10年ほど前からメンタルを傷つけて病んで悩んで、自分なりに導き出した結論。たまに日常。

彼の考え方を断固として拒絶する

562文字

僕の同期の一人は、精神疾患を持つ人間に対して非常に危うい先入観を持っている。今は俺が笑って受け流しているけれど、虫の居所が悪かったり、周囲の状況によっては、一生の遺恨を残す衝突が起きるくらいには危ない。

 

問題の先入観というのは

『メンヘラは能力が低い』

『能力が低い人はメンヘラ』

だ。

 

例えば彼は、研究の進捗が小さく、物理の研究者でありながら科学的な知見に疎い人間は、メンタルに問題があると思い込んでいる。
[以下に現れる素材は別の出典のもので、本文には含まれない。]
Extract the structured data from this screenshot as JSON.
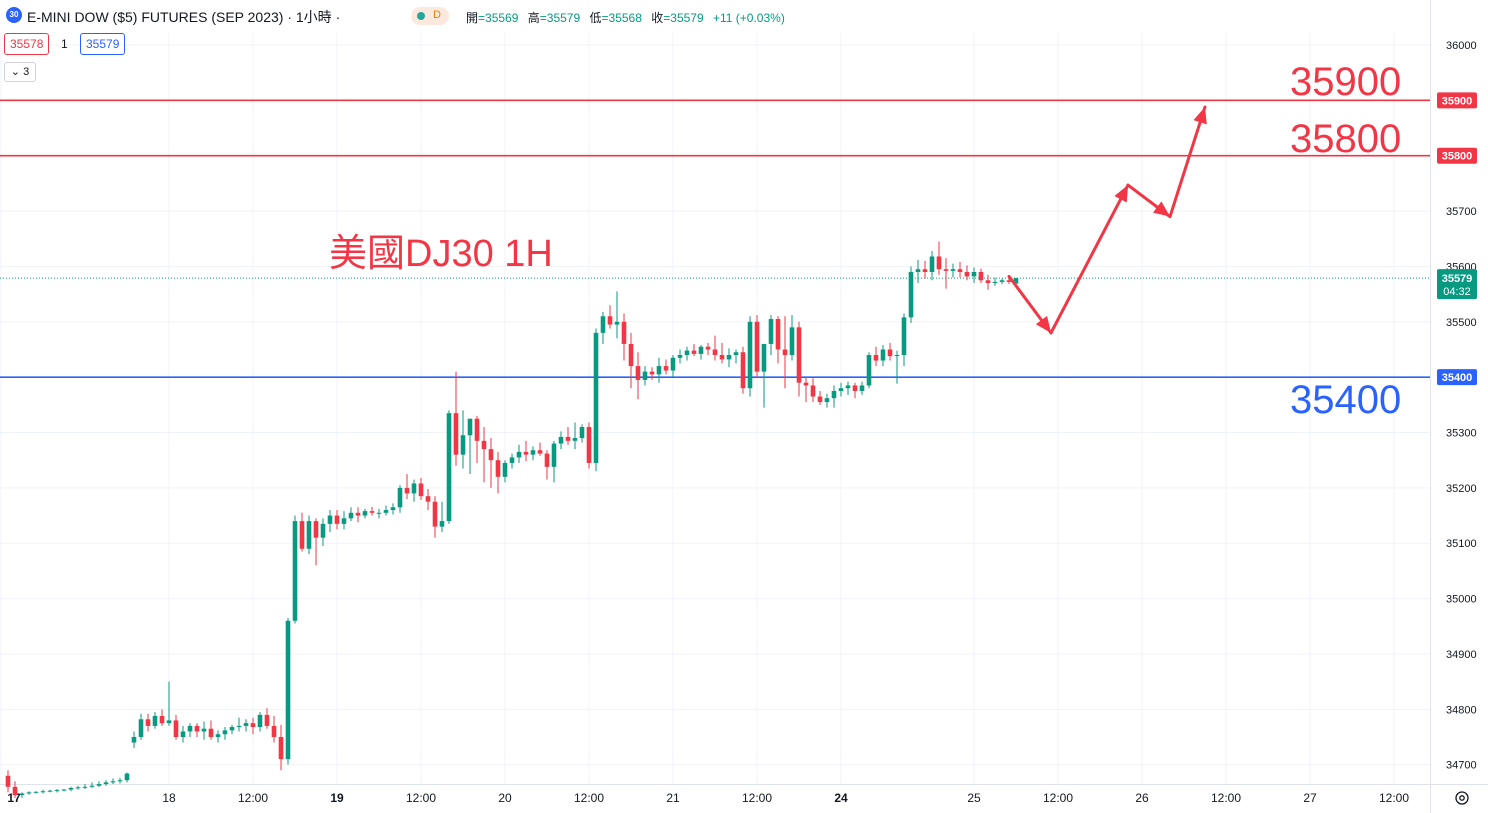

逆にメンタルに問題がある人は、研究能力が低く、科学的な知見に疎いものだと思い込んでいる。

 

確かにメンヘラは病院へ行ったり、不調で休養が必要になったりして、余計なことに時間をかけてしまうことはあるかも知れないけど、それによる本質的な能力ダウンなんてたかが知れてるし、人より使える時間が少ないので、しっかりマネジメントするようになる。

 

我々の研究グループには、

実験計画が破綻していませんか?

本当に四年間物理やってきたんですか?

そもそも高校物理は理解できましたか?

と不安になるくらいの研究者が学部生・院生問わず何人かいて、悲しいけど本人が知らない所で問題児扱いされている。
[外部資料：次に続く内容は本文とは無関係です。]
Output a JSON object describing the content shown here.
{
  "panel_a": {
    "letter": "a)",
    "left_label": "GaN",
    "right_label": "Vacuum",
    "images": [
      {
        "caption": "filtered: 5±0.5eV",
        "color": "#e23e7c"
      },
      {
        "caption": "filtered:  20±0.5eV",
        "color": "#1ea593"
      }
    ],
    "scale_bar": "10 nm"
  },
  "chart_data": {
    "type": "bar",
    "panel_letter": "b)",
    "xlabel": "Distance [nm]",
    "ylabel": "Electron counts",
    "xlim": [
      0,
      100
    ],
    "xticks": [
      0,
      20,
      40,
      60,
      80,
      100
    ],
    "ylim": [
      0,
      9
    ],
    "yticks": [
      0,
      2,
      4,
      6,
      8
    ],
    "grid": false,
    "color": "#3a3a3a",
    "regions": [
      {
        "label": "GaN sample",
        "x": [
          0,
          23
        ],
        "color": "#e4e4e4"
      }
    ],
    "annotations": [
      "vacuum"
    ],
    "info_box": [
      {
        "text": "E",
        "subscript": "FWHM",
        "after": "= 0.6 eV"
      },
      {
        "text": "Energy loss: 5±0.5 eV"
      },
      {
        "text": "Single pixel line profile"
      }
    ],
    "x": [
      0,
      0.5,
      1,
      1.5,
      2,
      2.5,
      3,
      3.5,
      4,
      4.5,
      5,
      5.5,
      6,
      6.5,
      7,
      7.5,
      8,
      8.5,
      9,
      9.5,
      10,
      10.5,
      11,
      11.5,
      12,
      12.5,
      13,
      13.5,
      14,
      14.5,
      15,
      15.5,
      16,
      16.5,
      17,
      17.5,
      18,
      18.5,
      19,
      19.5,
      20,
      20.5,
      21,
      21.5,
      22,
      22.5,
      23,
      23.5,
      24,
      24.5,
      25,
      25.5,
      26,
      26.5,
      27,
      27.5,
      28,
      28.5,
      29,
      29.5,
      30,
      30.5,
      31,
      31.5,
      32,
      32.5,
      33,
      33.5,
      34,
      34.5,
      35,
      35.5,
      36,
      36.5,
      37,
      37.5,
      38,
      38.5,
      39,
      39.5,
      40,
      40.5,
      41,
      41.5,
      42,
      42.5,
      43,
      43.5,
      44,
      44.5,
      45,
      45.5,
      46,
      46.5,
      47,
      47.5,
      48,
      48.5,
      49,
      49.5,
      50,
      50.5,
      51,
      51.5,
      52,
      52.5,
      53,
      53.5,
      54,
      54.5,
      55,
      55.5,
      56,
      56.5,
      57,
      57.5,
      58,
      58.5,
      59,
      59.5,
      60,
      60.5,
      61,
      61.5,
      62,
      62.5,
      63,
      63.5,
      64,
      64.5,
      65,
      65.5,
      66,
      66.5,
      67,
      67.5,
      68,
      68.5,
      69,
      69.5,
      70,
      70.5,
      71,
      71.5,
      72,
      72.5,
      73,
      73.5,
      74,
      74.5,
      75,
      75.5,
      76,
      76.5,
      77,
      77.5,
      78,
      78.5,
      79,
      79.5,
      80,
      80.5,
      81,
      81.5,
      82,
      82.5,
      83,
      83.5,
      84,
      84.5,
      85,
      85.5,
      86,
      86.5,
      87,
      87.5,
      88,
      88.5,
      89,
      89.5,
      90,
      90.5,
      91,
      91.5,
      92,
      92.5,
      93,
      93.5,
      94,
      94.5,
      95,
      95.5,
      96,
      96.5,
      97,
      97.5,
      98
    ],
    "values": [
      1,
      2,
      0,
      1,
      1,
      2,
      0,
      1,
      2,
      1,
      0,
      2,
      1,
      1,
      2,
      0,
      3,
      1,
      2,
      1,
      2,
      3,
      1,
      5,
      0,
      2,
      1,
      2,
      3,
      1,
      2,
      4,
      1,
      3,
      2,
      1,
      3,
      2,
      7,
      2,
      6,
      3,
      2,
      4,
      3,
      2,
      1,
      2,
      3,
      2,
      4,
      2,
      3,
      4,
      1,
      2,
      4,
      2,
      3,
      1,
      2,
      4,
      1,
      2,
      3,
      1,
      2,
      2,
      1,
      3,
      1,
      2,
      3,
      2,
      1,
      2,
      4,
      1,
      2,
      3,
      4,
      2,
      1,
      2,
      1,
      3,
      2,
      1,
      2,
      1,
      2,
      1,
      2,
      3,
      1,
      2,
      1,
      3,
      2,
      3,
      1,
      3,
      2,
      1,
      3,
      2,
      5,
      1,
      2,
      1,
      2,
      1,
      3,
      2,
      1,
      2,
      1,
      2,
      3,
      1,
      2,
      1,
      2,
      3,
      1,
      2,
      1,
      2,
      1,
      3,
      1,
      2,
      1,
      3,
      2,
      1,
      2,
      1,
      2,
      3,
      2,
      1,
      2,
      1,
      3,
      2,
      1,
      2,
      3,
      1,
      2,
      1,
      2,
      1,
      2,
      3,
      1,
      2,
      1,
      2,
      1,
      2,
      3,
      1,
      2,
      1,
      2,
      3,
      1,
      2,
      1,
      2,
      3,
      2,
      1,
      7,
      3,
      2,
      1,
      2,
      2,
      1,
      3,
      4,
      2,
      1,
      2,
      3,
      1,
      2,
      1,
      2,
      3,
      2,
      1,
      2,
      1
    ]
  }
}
そういった人たちの、読みの甘さとか勉強不足はあくまでその人物の特徴であって、メンヘラの特徴ではない。俺の知っているメンヘラには、努力家で幅広い分野に明るく、平均よりも賢かったり、優れた技術を持った人が沢山いる。

 

仮に彼が俺の病気に勘付いていて、当て付けでそういう考え方を述べているのなら、修了時の俺の成果でそれを否定してみせるしかない。

 

俺は彼の歪んだ考え方を断固として拒絶する。